Contention of the assessee:

  • There is no conflict of decisions and the attempt on the part of the revenue to seek constitution for special bench is malafide and part of political vendetta.
  • The law was settled in favour of assessee and formation of special bench of three members was an attempt to secure a favourable decision by unfair means.
  • The manner in which the power is exercised by the president to constitute a special bench in the present case is not purely administrative and it seriously infringes on the rights of the petitioner.
  • Irrespective of any other aspect of the matter, the impugned order needs to be set aside as   the   decision   making process was vitiated by clear attempt on the part of the board to influence the decision making.
  • The board cannot make a request to president to constitute a special bench and president could not have done so as the regular bench was seized of the matter.
  • No reason was shown as why a special bench is required in the present case. The request made by bench was for collateral purpose and was not bonafide.
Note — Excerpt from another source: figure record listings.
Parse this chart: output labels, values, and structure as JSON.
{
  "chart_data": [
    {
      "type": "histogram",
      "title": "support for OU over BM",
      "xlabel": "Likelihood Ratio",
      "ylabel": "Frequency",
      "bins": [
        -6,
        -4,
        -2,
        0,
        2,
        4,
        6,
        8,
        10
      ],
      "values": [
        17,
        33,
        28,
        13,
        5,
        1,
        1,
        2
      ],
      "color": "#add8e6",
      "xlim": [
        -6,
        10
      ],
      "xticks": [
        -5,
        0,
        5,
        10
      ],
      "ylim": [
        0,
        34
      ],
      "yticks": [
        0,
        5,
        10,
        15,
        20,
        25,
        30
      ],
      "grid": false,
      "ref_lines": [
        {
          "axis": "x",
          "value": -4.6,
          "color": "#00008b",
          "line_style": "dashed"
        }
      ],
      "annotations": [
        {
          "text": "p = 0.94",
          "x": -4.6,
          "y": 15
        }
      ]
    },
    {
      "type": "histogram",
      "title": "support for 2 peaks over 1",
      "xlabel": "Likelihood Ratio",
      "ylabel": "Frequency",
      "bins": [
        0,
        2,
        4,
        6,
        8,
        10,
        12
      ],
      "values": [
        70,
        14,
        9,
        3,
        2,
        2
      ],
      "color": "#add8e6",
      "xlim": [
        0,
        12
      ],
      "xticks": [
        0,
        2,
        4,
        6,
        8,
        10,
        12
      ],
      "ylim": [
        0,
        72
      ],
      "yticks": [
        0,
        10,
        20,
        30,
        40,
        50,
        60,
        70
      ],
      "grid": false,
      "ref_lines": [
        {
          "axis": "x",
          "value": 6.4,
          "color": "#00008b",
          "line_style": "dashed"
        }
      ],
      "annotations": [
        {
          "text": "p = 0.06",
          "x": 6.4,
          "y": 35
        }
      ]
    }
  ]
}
  • The request was made by the board to ensure that the binding decisions of the tribunal and the law of precedents, according to which petitioner’s appeal would have been allowed, will be circumvented.
  • There are no compelling reasons as to why the Board could not have moved the RegularBench and followed the procedure laid Regulation 98A framed by the tribunal. The order passed by the president is amenable to judicial review and it must pass the test of fairness and non-arbitrariness.
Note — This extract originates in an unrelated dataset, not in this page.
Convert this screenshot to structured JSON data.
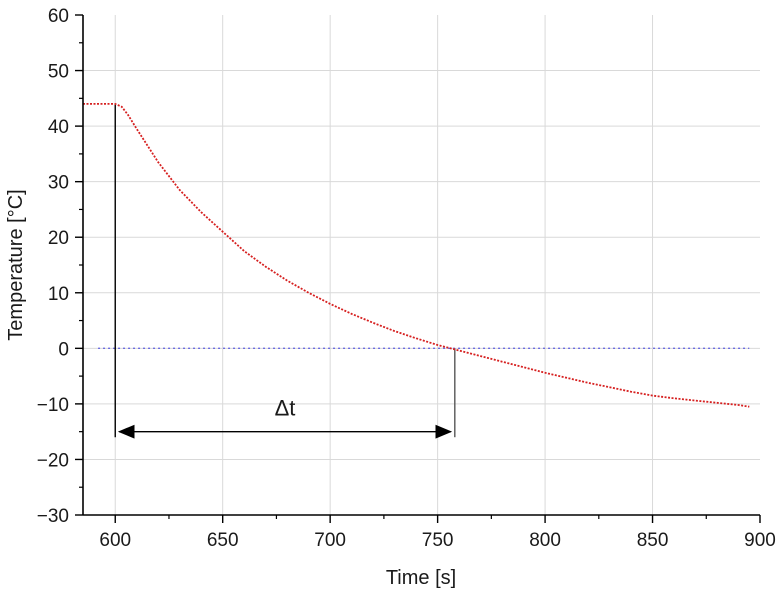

  • The Regular Bench had not recommended constitution of a special bench and all that the Bench had opined was an Appropriate Bench outside Andhra Pradesh be constituted. The president was in receipt of this opinion, but there are no reasons disclosed as to why he did not accept the opinion of the Regular Bench. There is breach of principles of natural justice, as the president himself ought to have given hearing to the Petitioner, which he has not.

Held by the court:

  • Section 255(3)as interpreted by the Apex Court contemplates two ways of establishing a bench. One by a judicial order by the regular bench and sou-moto by the president. Even though the power of the president in constituting a Bench suo moto is conferred by the Act, it will depend on facts of each case as to what is the shade of the power exercised as to whether it is purely an administrative exercise or has trappings of it being quasi- judicial.
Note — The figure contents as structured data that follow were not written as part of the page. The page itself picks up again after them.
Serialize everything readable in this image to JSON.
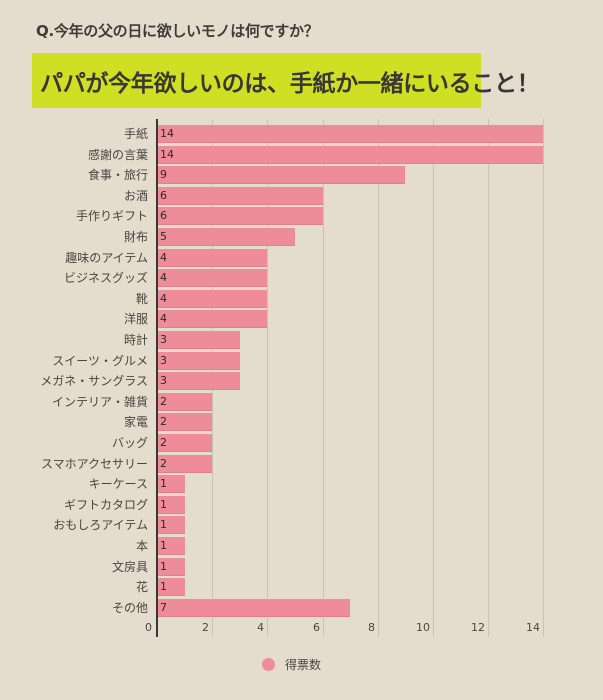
{
  "question": "Q.今年の父の日に欲しいモノは何ですか？",
  "banner": "パパが今年欲しいのは、手紙か一緒にいること！",
  "colors": {
    "background": "#e4dccd",
    "banner": "#cfe024",
    "bar": "#ef8c99"
  },
  "legend": {
    "label": "得票数"
  },
  "ticks": [
    "0",
    "2",
    "4",
    "6",
    "8",
    "10",
    "12",
    "14"
  ],
  "rows": [
    {
      "label": "手紙",
      "value": "14"
    },
    {
      "label": "感謝の言葉",
      "value": "14"
    },
    {
      "label": "食事・旅行",
      "value": "9"
    },
    {
      "label": "お酒",
      "value": "6"
    },
    {
      "label": "手作りギフト",
      "value": "6"
    },
    {
      "label": "財布",
      "value": "5"
    },
    {
      "label": "趣味のアイテム",
      "value": "4"
    },
    {
      "label": "ビジネスグッズ",
      "value": "4"
    },
    {
      "label": "靴",
      "value": "4"
    },
    {
      "label": "洋服",
      "value": "4"
    },
    {
      "label": "時計",
      "value": "3"
    },
    {
      "label": "スイーツ・グルメ",
      "value": "3"
    },
    {
      "label": "メガネ・サングラス",
      "value": "3"
    },
    {
      "label": "インテリア・雑貨",
      "value": "2"
    },
    {
      "label": "家電",
      "value": "2"
    },
    {
      "label": "バッグ",
      "value": "2"
    },
    {
      "label": "スマホアクセサリー",
      "value": "2"
    },
    {
      "label": "キーケース",
      "value": "1"
    },
    {
      "label": "ギフトカタログ",
      "value": "1"
    },
    {
      "label": "おもしろアイテム",
      "value": "1"
    },
    {
      "label": "本",
      "value": "1"
    },
    {
      "label": "文房具",
      "value": "1"
    },
    {
      "label": "花",
      "value": "1"
    },
    {
      "label": "その他",
      "value": "7"
    }
  ],
  "chart_data": {
    "type": "bar",
    "orientation": "horizontal",
    "title": "Q.今年の父の日に欲しいモノは何ですか？",
    "subtitle": "パパが今年欲しいのは、手紙か一緒にいること！",
    "categories": [
      "手紙",
      "感謝の言葉",
      "食事・旅行",
      "お酒",
      "手作りギフト",
      "財布",
      "趣味のアイテム",
      "ビジネスグッズ",
      "靴",
      "洋服",
      "時計",
      "スイーツ・グルメ",
      "メガネ・サングラス",
      "インテリア・雑貨",
      "家電",
      "バッグ",
      "スマホアクセサリー",
      "キーケース",
      "ギフトカタログ",
      "おもしろアイテム",
      "本",
      "文房具",
      "花",
      "その他"
    ],
    "series": [
      {
        "name": "得票数",
        "values": [
          14,
          14,
          9,
          6,
          6,
          5,
          4,
          4,
          4,
          4,
          3,
          3,
          3,
          2,
          2,
          2,
          2,
          1,
          1,
          1,
          1,
          1,
          1,
          7
        ]
      }
    ],
    "xlabel": "",
    "ylabel": "",
    "xlim": [
      0,
      14
    ],
    "xticks": [
      0,
      2,
      4,
      6,
      8,
      10,
      12,
      14
    ],
    "grid": true,
    "legend_position": "bottom",
    "data_labels": true
  }
}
  • For determining whether a power is an administrative power or a quasi-judicial power one has to look to the nature of the power conferred, the person or persons on whom it is conferred, the frame work of the law conferring that power, the consequences ensuing from the exercise of that power and the manner in which that power is expected to be exercised.
  • The president was under obligation to give hearing to the parties.The Regular Bench had not unequivocally recommended constitution of the special bench and it had merely recommended that the matter be heard outside Andhra Pradesh.
  • Since the Regular Bench had not recommended constitution of the special bench, no reason at all is found in the order of the president in constitution of the special bench.
  • The president entertained a request in a matter which was seized by the Regular Bench, from a party to the litigation, passed an order without hearing the other side, without any reasons, and posted the entire matter before the special bench.
  • This course of action was in breach of principles of natural justice and lacking in fairness. The Vice president, who played a dominant role in decision making, entertained the representative of one party to the litigation privately without notice to the other side, and introduced a completely irrelevant concept of ‘political sensitivity’ in the process, which by itself vitiates the decision making.
  • It has to be declared that the entire course of action adopted to constitute a special bench was opposed to the rule of law, fairness, transparency and cannot be sustained.
  • The writ petition is therefore allowed.